Figures & data
Figure 1 A proposed model for the formation of IDE-AβSCx. Monomeric Aβ (Aβm) may follow a pathway of self-assembly to form oligomers (Aβo) or interact with the binding site (or at least a part of it) of fully active or inactive IDE conformers (IDEa and IDEi, respectively) to form a reversible IDE-Aβ encounter complex. IDEa and IDEi may be or not in equilibrium. IDE-AβSCx formation proceeds very slowly (represented by the dashed arrows) as an irreversible process that involves a conformational change in both molecules. In the case of IDEa-Aβ at neutral pH, the pathway is largely favored toward proteolysis of Aβ and free IDE (not depicted). Alternatively, it may lead to the slow formation of IDE-AβSCx.
Figure 2 Endogenous IDE-AβSCx from rat brain. Rat brain IDE was immunoprecipitated with monoclonal anti-IDE 3A2, proteins resolved on SDS-PAGE and the 120 kDa specific band digested in-gel with endo-LysC. Products were analyzed by MALDI-TOF as describedCitation13 and 51 peaks were assigned to IDE (not shown). The depicted spectrum shows a peak (peak A) with the average mass of rodent Aβ1–28 (error <1 dalton), a predicted product of endo-Lys C digestion of Aβ between Lys28-Gly29 (inset). Obs. M, observed mass; Calc. M, calculated mass. This peptide did not match to IDE sequence and was not found after digestion of a piece of gel from the 120 kDa region of a rat brain inmunoprecipitation with an unrelated antibody (not shown).

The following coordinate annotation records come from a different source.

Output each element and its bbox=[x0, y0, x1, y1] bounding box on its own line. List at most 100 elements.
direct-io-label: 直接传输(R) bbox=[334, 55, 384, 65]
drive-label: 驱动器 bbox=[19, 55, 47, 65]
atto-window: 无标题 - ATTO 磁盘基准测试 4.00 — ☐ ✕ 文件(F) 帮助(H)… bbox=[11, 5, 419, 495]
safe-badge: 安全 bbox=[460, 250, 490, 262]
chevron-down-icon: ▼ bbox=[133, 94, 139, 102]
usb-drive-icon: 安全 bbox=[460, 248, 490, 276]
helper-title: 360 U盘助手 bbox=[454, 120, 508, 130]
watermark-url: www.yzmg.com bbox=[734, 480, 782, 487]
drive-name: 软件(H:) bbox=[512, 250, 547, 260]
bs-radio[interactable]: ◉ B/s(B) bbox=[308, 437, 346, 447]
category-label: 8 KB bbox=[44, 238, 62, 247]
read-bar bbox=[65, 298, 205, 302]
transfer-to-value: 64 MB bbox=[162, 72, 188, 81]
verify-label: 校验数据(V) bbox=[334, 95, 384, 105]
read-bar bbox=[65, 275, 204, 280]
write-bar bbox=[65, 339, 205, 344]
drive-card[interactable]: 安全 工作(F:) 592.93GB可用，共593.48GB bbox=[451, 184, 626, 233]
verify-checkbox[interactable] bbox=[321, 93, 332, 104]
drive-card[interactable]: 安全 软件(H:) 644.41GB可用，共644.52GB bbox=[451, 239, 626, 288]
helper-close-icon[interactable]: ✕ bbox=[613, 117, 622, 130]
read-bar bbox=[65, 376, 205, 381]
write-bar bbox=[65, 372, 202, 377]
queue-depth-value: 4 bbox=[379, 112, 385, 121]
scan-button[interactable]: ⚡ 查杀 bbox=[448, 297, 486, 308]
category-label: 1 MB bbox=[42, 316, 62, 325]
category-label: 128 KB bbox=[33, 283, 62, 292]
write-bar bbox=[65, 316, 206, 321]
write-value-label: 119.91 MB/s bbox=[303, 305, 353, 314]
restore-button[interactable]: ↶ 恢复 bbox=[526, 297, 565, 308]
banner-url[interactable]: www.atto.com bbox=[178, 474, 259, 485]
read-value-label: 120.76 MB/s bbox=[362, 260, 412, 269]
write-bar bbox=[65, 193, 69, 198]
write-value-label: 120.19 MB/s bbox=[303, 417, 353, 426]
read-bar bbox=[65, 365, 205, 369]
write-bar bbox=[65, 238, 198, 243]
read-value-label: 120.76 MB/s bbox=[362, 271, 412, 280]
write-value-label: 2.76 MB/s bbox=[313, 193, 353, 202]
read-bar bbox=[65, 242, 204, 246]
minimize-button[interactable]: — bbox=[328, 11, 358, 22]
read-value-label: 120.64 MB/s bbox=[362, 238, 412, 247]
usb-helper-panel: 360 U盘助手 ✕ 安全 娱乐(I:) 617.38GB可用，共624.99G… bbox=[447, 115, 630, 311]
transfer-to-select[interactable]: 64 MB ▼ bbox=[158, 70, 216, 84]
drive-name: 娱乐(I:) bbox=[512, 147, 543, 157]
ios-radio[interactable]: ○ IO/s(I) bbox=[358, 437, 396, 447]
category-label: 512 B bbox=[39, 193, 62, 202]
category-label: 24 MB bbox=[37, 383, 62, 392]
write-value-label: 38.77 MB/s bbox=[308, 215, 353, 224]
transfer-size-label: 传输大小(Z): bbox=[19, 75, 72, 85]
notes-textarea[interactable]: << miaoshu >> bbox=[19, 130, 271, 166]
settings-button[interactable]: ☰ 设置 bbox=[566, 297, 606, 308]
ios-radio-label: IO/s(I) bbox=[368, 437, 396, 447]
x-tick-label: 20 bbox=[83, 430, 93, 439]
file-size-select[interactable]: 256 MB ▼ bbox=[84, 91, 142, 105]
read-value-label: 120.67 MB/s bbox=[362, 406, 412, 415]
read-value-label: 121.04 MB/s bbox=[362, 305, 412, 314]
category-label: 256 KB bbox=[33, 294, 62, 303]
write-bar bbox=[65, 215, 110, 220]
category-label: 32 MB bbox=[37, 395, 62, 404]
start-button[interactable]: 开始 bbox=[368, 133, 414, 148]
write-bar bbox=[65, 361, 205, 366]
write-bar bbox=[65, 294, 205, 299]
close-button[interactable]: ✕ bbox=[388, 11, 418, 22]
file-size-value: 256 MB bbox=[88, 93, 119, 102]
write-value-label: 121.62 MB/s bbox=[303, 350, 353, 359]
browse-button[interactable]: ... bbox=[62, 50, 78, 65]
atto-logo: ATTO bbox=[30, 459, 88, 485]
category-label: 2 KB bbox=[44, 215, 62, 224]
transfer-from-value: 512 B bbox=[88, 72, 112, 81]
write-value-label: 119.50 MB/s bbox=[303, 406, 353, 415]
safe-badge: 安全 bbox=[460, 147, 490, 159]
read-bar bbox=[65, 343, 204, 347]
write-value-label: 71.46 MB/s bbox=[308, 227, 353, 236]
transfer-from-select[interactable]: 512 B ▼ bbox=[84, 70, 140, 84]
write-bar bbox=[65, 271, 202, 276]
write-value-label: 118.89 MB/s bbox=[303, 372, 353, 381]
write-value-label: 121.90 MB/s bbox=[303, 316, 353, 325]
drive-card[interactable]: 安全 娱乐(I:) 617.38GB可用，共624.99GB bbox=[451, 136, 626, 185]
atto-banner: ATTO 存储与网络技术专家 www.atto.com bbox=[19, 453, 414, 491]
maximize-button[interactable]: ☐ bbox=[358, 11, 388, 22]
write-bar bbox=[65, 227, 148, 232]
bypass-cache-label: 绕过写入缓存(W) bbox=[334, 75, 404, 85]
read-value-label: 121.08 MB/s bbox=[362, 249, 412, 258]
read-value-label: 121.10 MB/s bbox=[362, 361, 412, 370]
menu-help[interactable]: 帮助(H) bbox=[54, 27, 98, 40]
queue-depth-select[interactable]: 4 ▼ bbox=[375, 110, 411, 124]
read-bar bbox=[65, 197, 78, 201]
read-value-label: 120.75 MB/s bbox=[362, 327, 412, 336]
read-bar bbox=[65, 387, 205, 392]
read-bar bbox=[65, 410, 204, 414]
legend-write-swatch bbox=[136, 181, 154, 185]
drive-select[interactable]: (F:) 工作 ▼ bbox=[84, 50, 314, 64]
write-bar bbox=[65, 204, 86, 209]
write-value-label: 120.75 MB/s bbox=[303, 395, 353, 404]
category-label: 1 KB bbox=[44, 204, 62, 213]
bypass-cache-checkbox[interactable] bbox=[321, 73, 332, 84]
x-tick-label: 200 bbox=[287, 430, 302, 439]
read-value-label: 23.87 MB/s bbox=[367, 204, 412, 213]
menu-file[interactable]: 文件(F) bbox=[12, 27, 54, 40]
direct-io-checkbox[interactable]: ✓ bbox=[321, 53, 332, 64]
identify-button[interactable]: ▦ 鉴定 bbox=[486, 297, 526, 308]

Figure 3 Proposed IDE-AβSCx formation and fate in a cellular context. IDE may interact with extracellular Aβ or with newly generated Aβ along the endocytic pathway. At neutral pH, IDE retains full catalytic activity and degrades Aβ monomers. As acidification increases along the pathway, IDE activity is reduced and more IDE-AβSCx is generated. Unbound monomeric Aβ, in turn, may aggregate readily favored by its isoelectric point. The formation of IDE-AβSCx may trap Aβ monomers irreversibly, preventing their massive oligomerization in acidic compartments. Possible destinations of IDE-AβSCx include its translocation and targeting to the proteasome, lysosomal degradation or secretion via exosomes. MVB, multivesicular bodies. The triangles on the right side depict schematically the opposite trends of IDE activity and Aβ aggregation within the intra-luminal pH range indicated by the numbers beside subcellular organelles (reviewed in ref. Citation40). For clarity, the more abundant IDE in the cytosol and other possible sites of Aβ aggregation are not depicted.
Figure 4 Stable complexes formed by IDE with different amyloid peptides. Recombinant rat IDE (rIDE) was incubated at a 25:1 molar ratio (peptide:enzyme) for 3 h at 37°C with the indicated amyloid peptides. Aβ1–40 genetic variants containing amino acid substitutions are associated with hereditary forms of AD or amyloid angiopathy and stroke. The ABri and ADan peptides are associated with familial British and Danish dementia, respectively. Top, schematic representation of the variant peptides with the amino acid substitutions in italics and underlined (the one-letter code is used). pE denotes pyroglutamic acid. The C-termini of ABri and ADan are the result of a loss of a stop codon after Ser23 or a duplication-insertion immediately before the stop codon, respectively. The N-termini are stabilized by intra-chain disulfide bonds. Bottom, Western blots with monoclonal anti-Aβ 6E10 or polyclonal anti-ABri or anti-ADan to detect Aβ, ABri or ADan peptides alone or in complex with rIDE, respectively. Before running the gel, samples were boiled in 8% SDS containing 0.1 M DTT for 5 min. The stable complexes are indicated by arrows (Cx). On the left, molecular mass standards, in kilodaltons.